Modern enterprises are deriving new value from insights resulting from the deluge of new data generated every day. A common use case in Big Data is modeling individual consumers with data including transactions, web traffic, social data, and more. And a new generation of technologies makes consumer-specific insights a profitable margin for action.
Although out-of-the-box software exists to run at the click of a button over large amounts of data, technology alone is not enough. Out-of-the-box solutions with defined analytical techniques constrain the approaches available, the types of data utilized, and the nature of the insights derived. And in Big Data, few provide solutions to addressing the growing problem of messy data. Because of this, firms have increasingly sought to leverage the value of their data by hiring data scientists.

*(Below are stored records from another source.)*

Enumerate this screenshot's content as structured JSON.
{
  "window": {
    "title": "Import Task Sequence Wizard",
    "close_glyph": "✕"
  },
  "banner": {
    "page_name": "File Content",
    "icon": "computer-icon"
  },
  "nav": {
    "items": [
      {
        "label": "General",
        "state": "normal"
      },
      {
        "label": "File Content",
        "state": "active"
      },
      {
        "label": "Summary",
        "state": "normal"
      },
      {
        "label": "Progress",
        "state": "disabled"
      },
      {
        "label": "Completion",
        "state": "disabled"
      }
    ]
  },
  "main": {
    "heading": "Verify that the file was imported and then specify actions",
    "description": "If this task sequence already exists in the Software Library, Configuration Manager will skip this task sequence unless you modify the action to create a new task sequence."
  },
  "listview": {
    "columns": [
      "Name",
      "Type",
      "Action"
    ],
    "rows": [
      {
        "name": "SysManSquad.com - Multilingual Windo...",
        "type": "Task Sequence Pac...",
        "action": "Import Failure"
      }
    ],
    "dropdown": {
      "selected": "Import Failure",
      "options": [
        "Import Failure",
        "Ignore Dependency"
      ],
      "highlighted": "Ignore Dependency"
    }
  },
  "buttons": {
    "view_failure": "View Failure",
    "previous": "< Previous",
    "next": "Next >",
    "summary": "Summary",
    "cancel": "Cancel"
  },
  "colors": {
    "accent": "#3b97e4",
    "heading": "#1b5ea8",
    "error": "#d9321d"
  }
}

Early in its definition, data science sat at the epicenter of new products and services. The Big Data storage technologies were new and the business cases driven from the data were unfamiliar. Many firms managed this unfamiliarity by seeking data scientists who could lead the efforts of extracting value from data by acting as a blend of four roles:
Business Analyst: Understands the organization's challenges, and opportunities, and the factors - internal and external - that could affect them
Statistician: Taking a question, translating it into a hypothesis, and testing it against the data
Technologist: Wrangling large data sets, often with non-tabular structures and high frequencies of noise and error, to produce a viable dataset
Artist: Casting aside the status quo to spots patterns that result in novel new products and strategies
Increasingly, this overloaded approach is being replaced with organizational process and team collaboration. Transitioning Data Science from simply a job role to an organizational process expands the complexity to which enterprises can adapt and increases the sophistication of the insights gleaned from data.

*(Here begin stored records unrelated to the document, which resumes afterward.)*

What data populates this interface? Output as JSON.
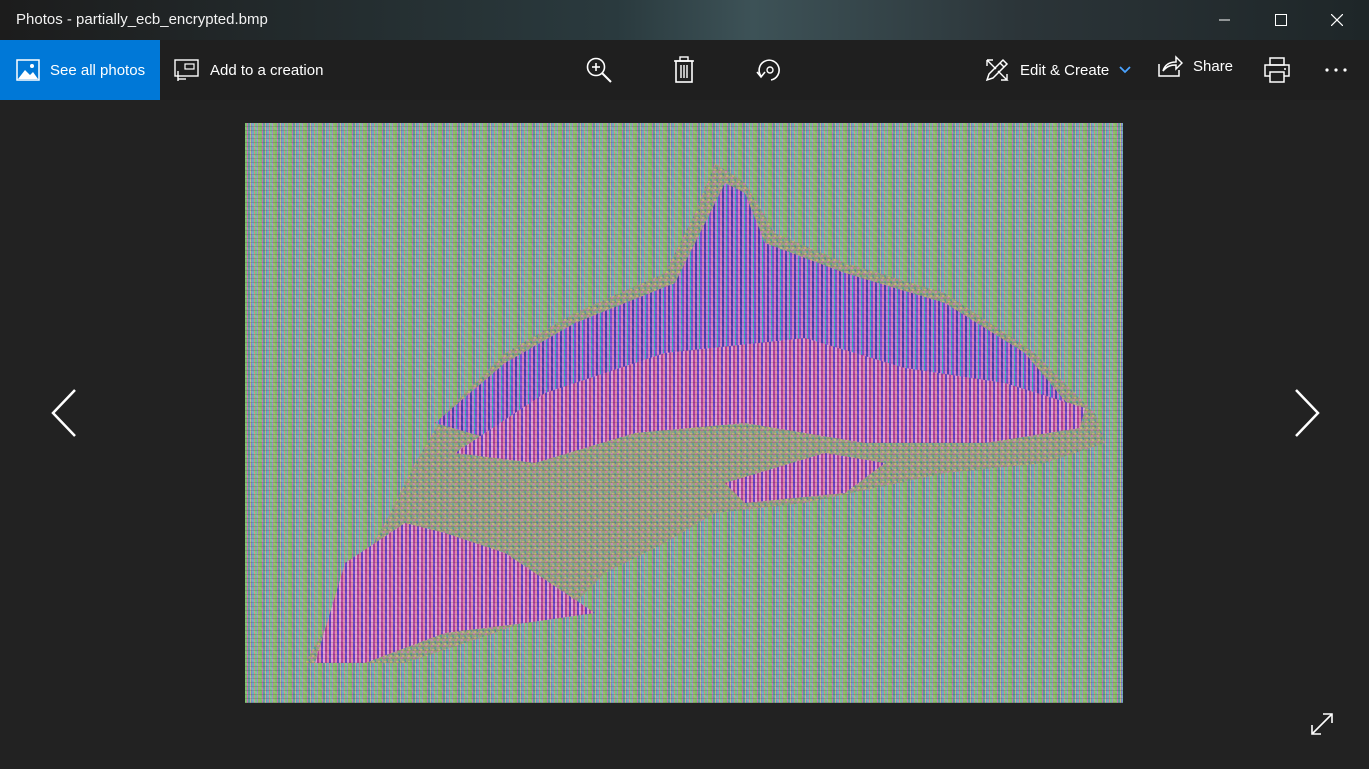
{
  "window": {
    "title": "Photos - partially_ecb_encrypted.bmp"
  },
  "toolbar": {
    "see_all_photos_label": "See all photos",
    "add_to_creation_label": "Add to a creation",
    "edit_create_label": "Edit & Create",
    "share_label": "Share",
    "more_label": "···"
  },
  "icons": {
    "photos_app": "photos-icon",
    "add_to_creation": "add-to-creation-icon",
    "zoom": "zoom-in-icon",
    "delete": "trash-icon",
    "rotate": "rotate-icon",
    "edit_create": "edit-create-icon",
    "share": "share-icon",
    "print": "print-icon",
    "more": "more-dots-icon",
    "prev": "chevron-left-icon",
    "next": "chevron-right-icon",
    "fullscreen": "expand-icon",
    "minimize": "minimize-icon",
    "maximize": "maximize-icon",
    "close": "close-icon"
  },
  "colors": {
    "accent": "#0078d7",
    "toolbar_bg": "#1f1f1f",
    "stage_bg": "#222222"
  }
}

Modern enterprises approach deriving value from data as collaboration between the business, data science, and technology teams that includes these six steps:
Business Hypothesis: Business teams lead the identification of questions relevant to the organization's objectives
Analytic Agenda: Data science leads the effort to translate a business question to a hypothesis and supports research agenda
Data Acquisition: Data science leads the effort to identify relevant data sources, both internal and external to the organization
Acquisition: Technology leads the acquisition of the required tools
Modeling: Data science leads the exploration and understanding of signals within the data, novel insights and augmentations are then shared with business
Application Development: Technology leads the application and integration of insights to product
The data scientist leads the process, promoting analytical best practices, and ensures that immediate business questions are addressed, while at the same time watching for unexpected new insights.
As practices mature, the data scientist's role will narrow in definition.

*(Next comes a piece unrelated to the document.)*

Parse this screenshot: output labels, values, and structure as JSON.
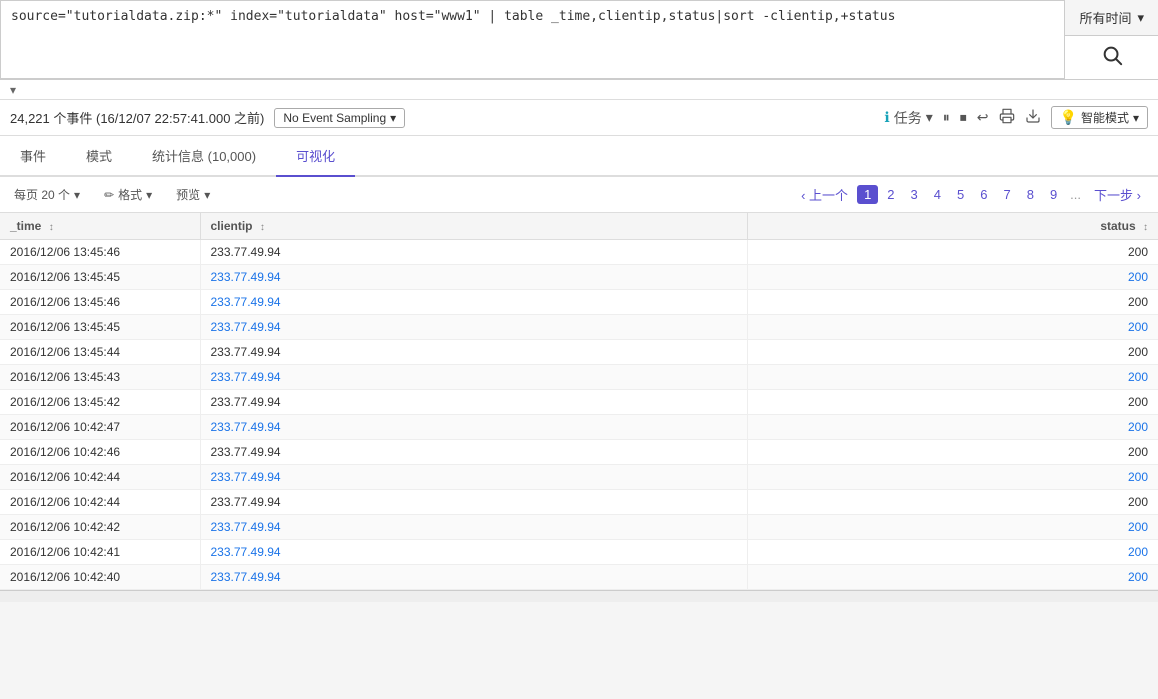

Some data scientists will act as pure practitioners; others will have a defined business or technology focus. Amongst practitioners, there will be specialization by area of expertise, such as structured versus unstructured data.
Successful data scientists require technical proficiency, strong intuition, and an ability to communicate and collaborate with business leaders. Operationalizing a mature data science practice requires skills development across organizational units:
Modern analytic techniques and a focus on high dimensionality models
Big Data Wrangling (manipulation and extraction) tools and paradigms
Big Data ingestion, storage, and processing
New analytics tools
Modern Big Data use cases
Data Science Practice building
Thought leaders in the industry are doing a good job of sharing their knowledge and providing hands-on opportunities to learn the skills required to make the leap to data science. Whether it be a webinar, a 2-day course or a full-fledged academic program at a university, expanding one's knowledge is always a good investment.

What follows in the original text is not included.